The term “underwriting” refers to the process that leads to a final loan approval or denial. A loan’s approval status is made by a professional underwriter which uses specialized software programs and number-crunching analysis.
Once an underwriter has reviewed all of a mortgage applicant’s information and documentation, a decision will be made on the loan’s status. There are a few possible outcomes at this point.
The majority of loan applications are “approved with conditions.” This means that the loan is approved — so long as the borrower provides additional, clarifying information. Conditions typically fall into three categories: explanation and correction of anomalies, verifications and attestations, and supplementary documentation.
Explanation and Correction of Anomalies refers to inconsistencies in a credit reports; and may include official explanations of out-of-the-ordinary pay stubs, tax statements, and wages.
Verifications and Attestations include verifying a borrower’s income, employment, housing history, and gift funds, when applicable.
Lastly, supplementary documentation requests may include clarification on credit profile items, profit-and-loss statements from a business, and tax-related documents.
SHOP FOR HOMEOWNERS INSURANCE
Once your home inspection is complete and your loan is underwriting, it’s time to get started with your homeowners insurance policy.
Known officially as “hazard insurance”, homeowners insurance is a requirement of your loan approval. Lenders want to be sure that your home can rebuilt to its same specifications in the event of catastrophe, and won’t approve your home loan until such a policy is in place.
You shop for your hazard insurance, knowing that quoted premiums will vary by insurer based on the age of the home, its construction type, its proximity to services such as police and fire departments, and your deductible amount.
You’ll be asked to show proof that your policy is in effect as of your closing date. Many insurance policies are pre-written, and made effective upon payment of the first year’s premium, which typically occurs at closing — not before.
RECEIVE YOUR APPROVAL FROM YOUR LENDER
After a file has been fully underwritten and all of the conditions are satisfactorily met, a final underwriting approval will be issued. This is known as a “Clear to Close”.
Clear to Close means that the documentation you provided to your lender have met their approval, and that no additional paperwork is required.
When you’re Clear to Close, your lender is ready to fund your loan and will begin communicating with the closing agent to prepare your documentation for closing.
CLOSE ON YOUR HOME
Depending on where you live, “closing” on a home goes by different names.
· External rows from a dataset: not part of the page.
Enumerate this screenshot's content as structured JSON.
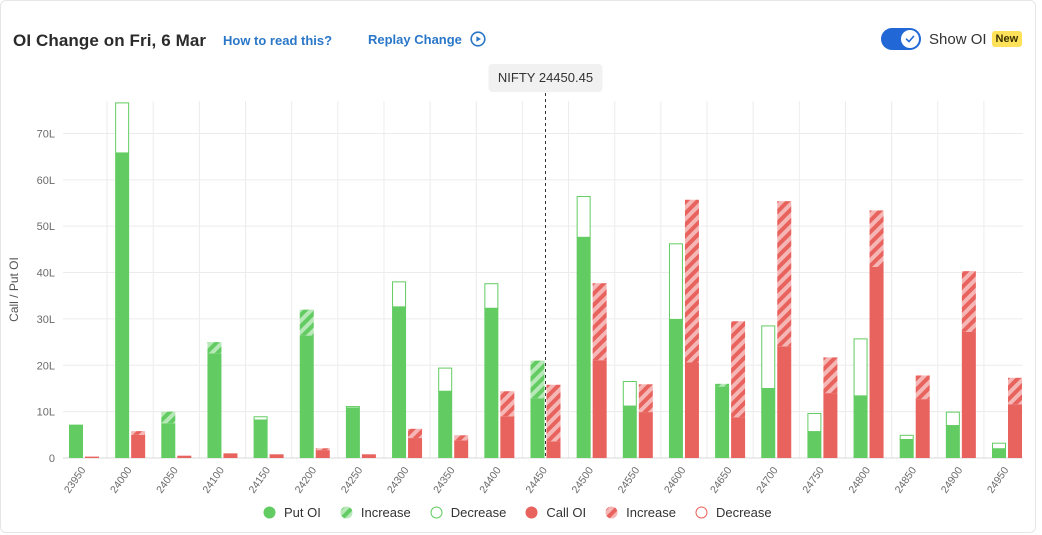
{
  "header": {
    "title": "OI Change on Fri, 6 Mar",
    "how_link": "How to read this?",
    "replay_label": "Replay Change",
    "toggle_label": "Show OI",
    "toggle_on": true,
    "badge": "New"
  },
  "colors": {
    "put": "#62cc62",
    "put_light": "#a7e3a7",
    "call": "#e8625e",
    "call_light": "#f2a7a4",
    "grid": "#ececec",
    "accent": "#2168d6"
  },
  "chart_data": {
    "type": "bar",
    "ylabel": "Call / Put OI",
    "ylim": [
      0,
      77
    ],
    "yticks": [
      {
        "value": 0,
        "label": "0"
      },
      {
        "value": 10,
        "label": "10L"
      },
      {
        "value": 20,
        "label": "20L"
      },
      {
        "value": 30,
        "label": "30L"
      },
      {
        "value": 40,
        "label": "40L"
      },
      {
        "value": 50,
        "label": "50L"
      },
      {
        "value": 60,
        "label": "60L"
      },
      {
        "value": 70,
        "label": "70L"
      }
    ],
    "spot_label": "NIFTY 24450.45",
    "spot_strike": "24450",
    "categories": [
      "23950",
      "24000",
      "24050",
      "24100",
      "24150",
      "24200",
      "24250",
      "24300",
      "24350",
      "24400",
      "24450",
      "24500",
      "24550",
      "24600",
      "24650",
      "24700",
      "24750",
      "24800",
      "24850",
      "24900",
      "24950"
    ],
    "put": {
      "current": [
        7.2,
        65.8,
        10.0,
        25.0,
        8.2,
        32.0,
        10.8,
        32.6,
        14.4,
        32.3,
        21.0,
        47.6,
        11.2,
        29.9,
        16.0,
        15.0,
        5.7,
        13.4,
        4.0,
        7.0,
        2.0
      ],
      "previous": [
        7.2,
        76.7,
        7.5,
        22.6,
        9.0,
        26.4,
        11.2,
        38.1,
        19.5,
        37.7,
        12.9,
        56.5,
        16.6,
        46.3,
        15.4,
        28.6,
        9.7,
        25.8,
        5.0,
        10.0,
        3.3
      ]
    },
    "call": {
      "current": [
        0.3,
        5.8,
        0.5,
        1.0,
        0.8,
        2.1,
        0.8,
        6.3,
        4.9,
        14.4,
        15.8,
        37.7,
        15.9,
        55.7,
        29.5,
        55.4,
        21.7,
        53.4,
        17.8,
        40.3,
        17.3
      ],
      "previous": [
        0.3,
        5.0,
        0.5,
        1.0,
        0.8,
        1.7,
        0.8,
        4.3,
        3.8,
        9.0,
        3.6,
        21.1,
        9.9,
        20.6,
        8.8,
        24.1,
        14.0,
        41.2,
        12.7,
        27.2,
        11.6
      ]
    },
    "legend": [
      "Put OI",
      "Increase",
      "Decrease",
      "Call OI",
      "Increase",
      "Decrease"
    ]
  }
}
In many states, it’s simply known as “closing”. In other states, notably California, closing is often referred to as “going to escrow”.
Closing is also known as “settlement”.
Regardless of what you call it, however, closing is the last step prior to getting the keys to your new home. It’s the legal process by which ownership of a home moves from one person to another, in the form of a deed.
Closing is a relatively simple process. In advance, all of the necessary paperwork for signature will have been delivered by your lender, and your final Settlement Statement — called the HUD-1 — will mirror the preliminary settlement statement which was sent to you in advance.
Often, closing is just the formality of “sealing the deal”. Sometimes the seller is there; or, an agent for the seller is there. Your real estate agent may be there, too, as may your lender.
Closings can take anywhere from 25 minutes to two hours, depending on the complexity of the transaction.